Love or hate Margaret Thatcher's conservative politics, you can't deny her life story is intriguing. Meryl Streep's performance as the UK's only female prime minister in The Iron Lady has rightfully garnered award season buzz. Through flashbacks and scenes in the present day, Meryl brings to life a woman at the height of power and in the depths of grief. Here are four reasons any strong woman should watch the film about the lady with an iron will.
- It's honest about aging. I thought The Iron Lady would spend most of its time back in the 1980s. So I was surprised to see how much of the film focused on modern-day Margaret Thatcher, who is dealing with what appears to be dementia, grief, and irrelevance in modern society. Juxtaposing Margaret at her prime and then in her older age demonstrates that she's lived a full life with many highs. But it also makes you reflect on the inevitability of aging. Our lives can be filled with success and a great romance, but The Iron Lady offers young women an insightful peek at the melancholic chapter of life that comes after that. It gives the audience an elderly woman we can empathize with, not just a grandma caricature.
- There's an unusual love story. Unlike the typical relationship dynamic we see in movies or TV, in The Iron Lady the woman is the power player in the relationship. Margaret Thatcher's husband takes backseat to her career, and during her prime minster days we see her struggle to make time for her relationship and give her devoted husband more attention.
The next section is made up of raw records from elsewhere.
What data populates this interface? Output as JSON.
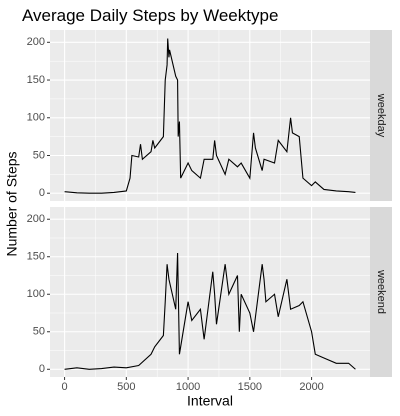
{
  "chart_data": {
    "type": "line",
    "title": "Average Daily Steps by Weektype",
    "xlabel": "Interval",
    "ylabel": "Number of Steps",
    "xlim": [
      -118,
      2473
    ],
    "xticks": [
      0,
      500,
      1000,
      1500,
      2000
    ],
    "ylim": [
      -10.3,
      216.3
    ],
    "yticks": [
      0,
      50,
      100,
      150,
      200
    ],
    "grid": true,
    "series": [
      {
        "name": "weekday",
        "color": "#000000",
        "x": [
          0,
          100,
          200,
          300,
          400,
          500,
          530,
          545,
          600,
          615,
          630,
          700,
          715,
          730,
          800,
          815,
          830,
          835,
          845,
          850,
          900,
          915,
          920,
          930,
          940,
          1000,
          1030,
          1100,
          1130,
          1200,
          1215,
          1230,
          1300,
          1330,
          1400,
          1430,
          1500,
          1530,
          1545,
          1600,
          1615,
          1700,
          1730,
          1800,
          1830,
          1845,
          1900,
          1930,
          2000,
          2030,
          2100,
          2200,
          2300,
          2355
        ],
        "values": [
          2,
          0.5,
          0,
          0,
          1,
          3,
          20,
          50,
          48,
          65,
          45,
          55,
          70,
          60,
          75,
          150,
          170,
          205,
          180,
          190,
          155,
          150,
          75,
          95,
          20,
          40,
          30,
          20,
          45,
          45,
          70,
          50,
          25,
          45,
          35,
          40,
          20,
          80,
          60,
          30,
          45,
          40,
          70,
          55,
          100,
          80,
          75,
          20,
          10,
          15,
          5,
          3,
          2,
          1
        ]
      },
      {
        "name": "weekend",
        "color": "#000000",
        "x": [
          0,
          100,
          200,
          300,
          400,
          500,
          600,
          700,
          730,
          800,
          815,
          830,
          845,
          900,
          915,
          930,
          1000,
          1030,
          1100,
          1130,
          1200,
          1215,
          1230,
          1300,
          1330,
          1400,
          1415,
          1430,
          1500,
          1530,
          1600,
          1615,
          1630,
          1700,
          1730,
          1800,
          1830,
          1900,
          1930,
          2000,
          2030,
          2100,
          2200,
          2300,
          2355
        ],
        "values": [
          0,
          2,
          0,
          1,
          3,
          2,
          5,
          20,
          30,
          45,
          90,
          140,
          120,
          80,
          155,
          20,
          90,
          65,
          80,
          40,
          130,
          100,
          60,
          140,
          100,
          125,
          50,
          100,
          75,
          50,
          140,
          120,
          90,
          100,
          70,
          120,
          80,
          85,
          90,
          50,
          20,
          15,
          8,
          8,
          0
        ]
      }
    ]
  }
}
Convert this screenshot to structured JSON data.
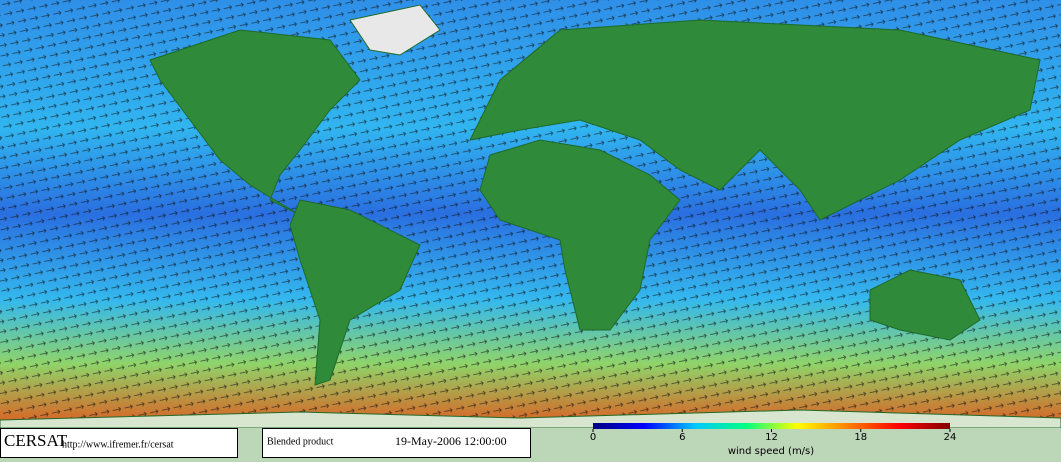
{
  "footer": {
    "logo": "CERSAT",
    "url": "http://www.ifremer.fr/cersat",
    "product": "Blended product",
    "date": "19-May-2006 12:00:00"
  },
  "colorbar": {
    "label": "wind speed (m/s)",
    "range": [
      0,
      24
    ],
    "ticks": [
      0,
      6,
      12,
      18,
      24
    ],
    "colors": [
      "#000080",
      "#0000ff",
      "#00c8ff",
      "#00ff80",
      "#ffff00",
      "#ff8000",
      "#ff0000",
      "#800000"
    ]
  }
}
When the film flashes forward to present day, it deals with Margaret Thatcher's horrifying grief and denial over her husband's passing. Meryl Streep's performance as an older woman longing for her beloved husband will help you relate to a grandparent, parent, or anyone else who has lost a partner.
- Femininity is an asset. In The Iron Lady, Margaret Thatcher breaks down gender barriers to become Britain's first woman prime minister. But while she take lessons to make her voice sound more authoritative, she insists that keeping her pearls is non-negotiable. It seems Margaret Thatcher knew women had assets men don't posses. For example, in one scene she uses shared motherhood to connect with mothers who had lost their sons at war. As Margaret writes a letter, she notes she is the only PM in history who is a mother with a son, assuring the grieving mother that she can truly imagine her pain.
- It's an important moment in history. Margaret Thatcher witnessed views about a woman's role broaden dramatically in her lifetime and helped changed perceptions, too. Starting with a fresh-faced Maggie eager to go to Oxford, The Iron Lady tells the story of a woman with ambitious goals, and the entrenched and sexiest biases she must overcome to accomplish them. In the film, Margaret says "one's life must matter" — and she means that for both men and women.